Oranje-wereld van Jacco Eltingh, held van de Slams: "Voormalige tennisspelers zijn niet genoeg, we hebben padel 'natives' nodig om te groeien"
De voormalig nummer 1 in het dubbelspel en winnaar van alle vier de Grand Slams – inclusief twee titels op de Australian Open en Roland Garros – is momenteel technisch directeur van de KNLTB, de Nederlandse tennis- en padelfederatie, waar hij toezicht houdt op de ontwikkeling van atleten en programma’s. Het biedt hem een bevoorrechte positie om te zien waar padel in opkomende landen zoals Nederland naartoe gaat. “Op korte termijn zijn we een team dat zich richt op deelname aan alle grote kampioenschappen”, legde hij uit na de wedstrijd van het ‘Oranje’ herenteam tegen Paraguay. “Met het damesteam horen we bij de top 5 of 6 teams in Europa, en hier hebben we de kwartfinales bereikt. Over het algemeen hebben we een team dat kan concurreren met de beste landen en waardevolle ervaring opdoet, zoals we hier in Qatar doen. Op de lange termijn bouwen we echter een programma vanaf de basis op: we moeten beginnen bij de jeugd, waar de jongste spelers beginnen te leren en geleidelijk groeien.”
Het ontwikkelen van de nieuwe generatie is om meerdere redenen van vitaal belang.
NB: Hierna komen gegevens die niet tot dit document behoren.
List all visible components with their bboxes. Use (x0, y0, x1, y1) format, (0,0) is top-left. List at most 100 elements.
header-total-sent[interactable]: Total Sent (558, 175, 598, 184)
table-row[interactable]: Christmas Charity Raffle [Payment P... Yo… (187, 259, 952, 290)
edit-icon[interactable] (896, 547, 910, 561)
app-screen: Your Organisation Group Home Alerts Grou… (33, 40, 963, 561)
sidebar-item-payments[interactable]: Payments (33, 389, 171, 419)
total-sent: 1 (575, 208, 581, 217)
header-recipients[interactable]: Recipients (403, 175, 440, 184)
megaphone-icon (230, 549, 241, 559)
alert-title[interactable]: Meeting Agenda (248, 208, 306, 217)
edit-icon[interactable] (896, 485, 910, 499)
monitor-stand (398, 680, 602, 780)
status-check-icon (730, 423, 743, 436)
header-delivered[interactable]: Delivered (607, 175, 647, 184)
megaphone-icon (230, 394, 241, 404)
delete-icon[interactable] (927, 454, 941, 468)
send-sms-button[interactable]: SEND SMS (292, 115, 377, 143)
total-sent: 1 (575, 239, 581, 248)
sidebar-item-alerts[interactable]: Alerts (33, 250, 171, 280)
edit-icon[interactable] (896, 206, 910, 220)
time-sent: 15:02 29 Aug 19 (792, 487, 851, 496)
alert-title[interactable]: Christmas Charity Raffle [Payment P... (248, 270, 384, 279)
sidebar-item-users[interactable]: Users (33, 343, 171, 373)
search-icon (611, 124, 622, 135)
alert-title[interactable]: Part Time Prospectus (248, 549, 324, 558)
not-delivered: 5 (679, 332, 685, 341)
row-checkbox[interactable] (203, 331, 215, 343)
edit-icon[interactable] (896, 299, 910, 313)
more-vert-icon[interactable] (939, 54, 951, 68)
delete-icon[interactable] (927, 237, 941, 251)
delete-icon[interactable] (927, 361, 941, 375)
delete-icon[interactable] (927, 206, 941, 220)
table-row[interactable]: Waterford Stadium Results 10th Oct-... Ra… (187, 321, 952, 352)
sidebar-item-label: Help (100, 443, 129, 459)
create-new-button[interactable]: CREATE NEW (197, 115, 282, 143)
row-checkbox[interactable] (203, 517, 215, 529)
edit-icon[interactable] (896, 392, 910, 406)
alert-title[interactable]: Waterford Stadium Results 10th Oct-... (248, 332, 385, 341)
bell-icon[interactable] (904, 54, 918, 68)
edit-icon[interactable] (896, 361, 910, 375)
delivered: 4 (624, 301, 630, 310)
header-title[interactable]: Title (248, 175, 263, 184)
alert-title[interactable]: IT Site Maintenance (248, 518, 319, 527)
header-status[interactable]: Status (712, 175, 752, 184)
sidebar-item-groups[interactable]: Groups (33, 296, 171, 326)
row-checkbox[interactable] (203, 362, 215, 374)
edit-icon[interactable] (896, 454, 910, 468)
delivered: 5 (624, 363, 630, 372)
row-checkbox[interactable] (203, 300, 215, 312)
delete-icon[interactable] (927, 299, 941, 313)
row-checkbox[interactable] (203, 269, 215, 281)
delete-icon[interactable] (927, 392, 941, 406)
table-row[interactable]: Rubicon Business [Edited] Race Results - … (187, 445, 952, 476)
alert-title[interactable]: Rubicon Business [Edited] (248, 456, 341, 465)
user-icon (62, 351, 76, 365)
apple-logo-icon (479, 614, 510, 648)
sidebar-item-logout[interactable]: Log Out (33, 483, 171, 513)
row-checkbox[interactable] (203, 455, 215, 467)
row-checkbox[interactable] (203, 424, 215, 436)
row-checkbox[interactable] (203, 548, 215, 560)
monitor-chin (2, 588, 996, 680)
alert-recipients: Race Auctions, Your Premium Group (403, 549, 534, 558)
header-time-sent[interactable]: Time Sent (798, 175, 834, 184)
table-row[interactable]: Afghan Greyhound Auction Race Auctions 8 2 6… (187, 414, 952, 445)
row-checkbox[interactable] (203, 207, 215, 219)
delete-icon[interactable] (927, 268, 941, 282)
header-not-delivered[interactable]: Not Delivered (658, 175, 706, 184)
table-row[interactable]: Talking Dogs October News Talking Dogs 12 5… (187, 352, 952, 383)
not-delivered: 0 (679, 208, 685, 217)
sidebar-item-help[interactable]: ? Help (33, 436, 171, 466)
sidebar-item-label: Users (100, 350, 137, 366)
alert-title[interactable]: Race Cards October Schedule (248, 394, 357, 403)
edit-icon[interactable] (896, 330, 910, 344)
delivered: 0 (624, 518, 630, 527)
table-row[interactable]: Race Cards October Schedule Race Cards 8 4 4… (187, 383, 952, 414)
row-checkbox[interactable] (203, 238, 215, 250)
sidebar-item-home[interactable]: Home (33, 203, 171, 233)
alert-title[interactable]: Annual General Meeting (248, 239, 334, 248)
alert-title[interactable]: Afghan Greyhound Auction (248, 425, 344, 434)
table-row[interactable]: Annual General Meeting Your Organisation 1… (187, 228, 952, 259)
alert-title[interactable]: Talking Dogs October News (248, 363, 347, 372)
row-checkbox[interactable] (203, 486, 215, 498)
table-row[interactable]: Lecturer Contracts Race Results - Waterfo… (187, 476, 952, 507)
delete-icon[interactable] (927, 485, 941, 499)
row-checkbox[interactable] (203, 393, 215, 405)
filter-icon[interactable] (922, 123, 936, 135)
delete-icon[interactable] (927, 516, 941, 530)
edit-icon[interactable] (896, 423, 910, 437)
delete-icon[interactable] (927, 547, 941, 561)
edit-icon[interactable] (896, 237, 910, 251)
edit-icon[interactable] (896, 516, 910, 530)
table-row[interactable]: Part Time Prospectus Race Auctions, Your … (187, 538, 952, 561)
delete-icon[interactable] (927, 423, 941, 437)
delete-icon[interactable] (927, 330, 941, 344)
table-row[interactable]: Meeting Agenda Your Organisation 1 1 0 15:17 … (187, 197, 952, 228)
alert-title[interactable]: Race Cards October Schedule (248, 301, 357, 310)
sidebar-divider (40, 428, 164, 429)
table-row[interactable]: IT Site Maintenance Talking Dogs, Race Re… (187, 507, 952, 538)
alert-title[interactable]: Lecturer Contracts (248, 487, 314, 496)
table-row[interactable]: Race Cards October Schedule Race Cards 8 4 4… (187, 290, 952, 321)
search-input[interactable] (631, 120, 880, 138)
Eltingh vervolgt: “Tot nu toe zijn veel spelers overgestapt van tennis naar padel. Maar dit zal op de lange termijn niet houdbaar zijn: op een bepaald moment hebben we spelers nodig die in padel zijn geboren, echte ‘padel-natives’ die ervoor kiezen om vanaf het begin padel te spelen.” Het pad is lang, maar de vooruitgang in zes jaar – sinds de sport voet aan de grond kreeg in Nederland – is aanzienlijk: “Vandaag de dag hebben we 460 clubs en 2.500 banen,” ging hij verder. “We hebben veel studenten tussen de 18 en 23 jaar die zeer goed spelen en hebben besloten zich volledig aan padel te wijden. De beweging groeit duidelijk, en de toekomst ziet er rooskleurig uit.”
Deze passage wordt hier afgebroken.